Rosetta: Breaking language barriers at Headout

Ever tried explaining the magic of the Eiffel Tower to someone who doesn't speak your language? That's the challenge we face daily at Headout. As a global experiences marketplace, we've always known that speaking our customers' language isn't just nice—it's necessary. But until recently, our translation process felt a bit like trying to build the Tower of Babel—complex, fragmented, and increasingly inefficient as we scaled. That's where Rosetta comes in, our purpose-built localization microservice that's revolutionizing how we communicate with travelers worldwide.

The problem: Lost in translation

Before we dive into our solution, let's talk about why we needed one in the first place. Headout operates in over 160 cities, offering thousands of experiences that need accurate descriptions across multiple languages. Our previous localisation process was heavily manual and looked something like this:

  1. Our content team would write the original English content
  2. In-house linguists would translate it in Google Sheets
  3. The linguists would then copy the translations and manually insert them into our database using our internal CMS.

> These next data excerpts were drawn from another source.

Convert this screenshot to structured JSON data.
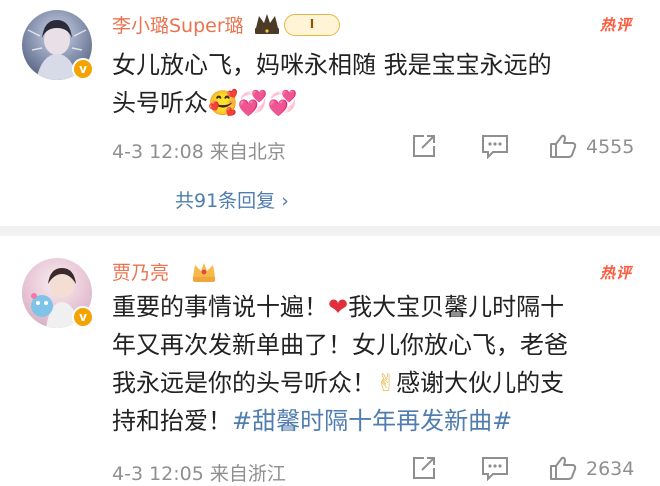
{
  "comments": [
    {
      "author": "李小璐Super璐",
      "level_badge": "I",
      "hot_tag": "热评",
      "text_lines": [
        "女儿放心飞，妈咪永相随 我是宝宝永远的",
        "头号听众"
      ],
      "emoji": "🥰💞💞",
      "meta": "4-3 12:08  来自北京",
      "likes": "4555",
      "replies": "共91条回复",
      "reply_chevron": "›",
      "verified_glyph": "v"
    },
    {
      "author": "贾乃亮",
      "hot_tag": "热评",
      "text_part1": "重要的事情说十遍！",
      "heart": "❤",
      "text_part2": "我大宝贝馨儿时隔十",
      "line2": "年又再次发新单曲了！女儿你放心飞，老爸",
      "line3a": "我永远是你的头号听众！",
      "victory": "✌",
      "line3b": "感谢大伙儿的支",
      "line4": "持和抬爱！",
      "topic": "#甜馨时隔十年再发新曲#",
      "meta": "4-3 12:05  来自浙江",
      "likes": "2634",
      "verified_glyph": "v"
    }
  ],
  "colors": {
    "name": "#eb7350",
    "link": "#507daf",
    "meta": "#8f8f8f",
    "hot": "#ff5a3d"
  }
}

This approach had several critical flaws that were becoming increasingly problematic as we scaled:

  1. Painfully manual and time-consuming: Teams were either translating directly within content management systems or, in many cases, having to rely on colleagues to transfer content from spreadsheets due to access limitations—creating an additional layer of manual work in an already time-consuming process
  2. High risk of human error: With manual insertions into the database, there was always the risk of copying the wrong translation or inserting it into the incorrect field.
  3. Required entity-specific knowledge: Translators needed to understand the context of each entity they were working with, creating a steep learning curve for new team members.
  4. Failed to be content-agnostic: Ideally, translation should be a neutral process that works the same way regardless of content type, but our system required different approaches for different content categories.

As our content library grew, these limitations weren't just inconvenient—they were actively impeding our ability to expand globally. The manual copy-paste workflow created bottlenecks, introduced human error, and simply couldn't keep pace with our rapid expansion. We needed a solution that could scale with us and eliminate the tedious manual steps involved in getting content translated.

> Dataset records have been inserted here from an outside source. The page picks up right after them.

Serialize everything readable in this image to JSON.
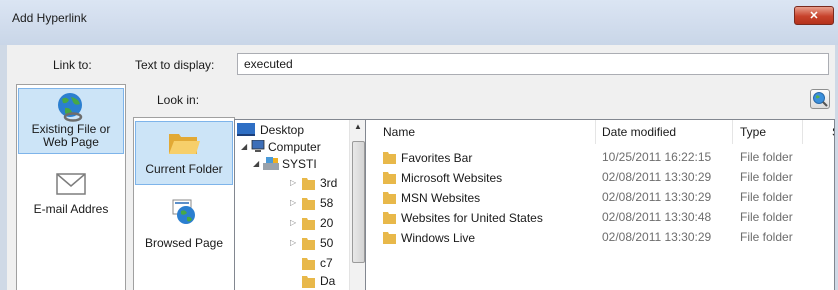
{
  "window": {
    "title": "Add Hyperlink",
    "close_glyph": "✕"
  },
  "link_to_label": "Link to:",
  "text_to_display_label": "Text to display:",
  "text_to_display_value": "executed",
  "look_in_label": "Look in:",
  "link_types": [
    {
      "label": "Existing File or Web Page",
      "icon": "globe-link-icon",
      "selected": true
    },
    {
      "label": "E-mail Addres",
      "icon": "envelope-icon",
      "selected": false
    }
  ],
  "look_in_buttons": [
    {
      "label": "Current Folder",
      "icon": "open-folder-icon",
      "selected": true
    },
    {
      "label": "Browsed Page",
      "icon": "browsed-page-icon",
      "selected": false
    }
  ],
  "tree": [
    {
      "label": "Desktop",
      "icon": "desktop-icon"
    },
    {
      "label": "Computer",
      "icon": "computer-icon"
    },
    {
      "label": "SYSTI",
      "icon": "drive-icon"
    },
    {
      "label": "3rd",
      "icon": "folder-icon"
    },
    {
      "label": "58",
      "icon": "folder-icon"
    },
    {
      "label": "20",
      "icon": "folder-icon"
    },
    {
      "label": "50",
      "icon": "folder-icon"
    },
    {
      "label": "c7",
      "icon": "folder-icon"
    },
    {
      "label": "Da",
      "icon": "folder-icon"
    }
  ],
  "columns": {
    "name": "Name",
    "date": "Date modified",
    "type": "Type",
    "size": "S"
  },
  "files": [
    {
      "name": "Favorites Bar",
      "date": "10/25/2011 16:22:15",
      "type": "File folder"
    },
    {
      "name": "Microsoft Websites",
      "date": "02/08/2011 13:30:29",
      "type": "File folder"
    },
    {
      "name": "MSN Websites",
      "date": "02/08/2011 13:30:29",
      "type": "File folder"
    },
    {
      "name": "Websites for United States",
      "date": "02/08/2011 13:30:48",
      "type": "File folder"
    },
    {
      "name": "Windows Live",
      "date": "02/08/2011 13:30:29",
      "type": "File folder"
    }
  ],
  "colors": {
    "accent": "#cce4f7",
    "folder": "#e8b84a",
    "close": "#c7422b"
  }
}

The Vision: A localization blackbox

What if translation could be as simple as sending content in, and getting localized versions back? No need to understand the complexities of translation workflows or provider integrations. Just a clean, abstract interface that handles everything behind the scenes.

That was the vision for Rosetta—named after the famous Rosetta Stone that unlocked the mystery of Egyptian hieroglyphics. Just as the Stone bridged ancient languages, our Rosetta would bridge modern ones, without forcing our other services to understand the complexities of translation.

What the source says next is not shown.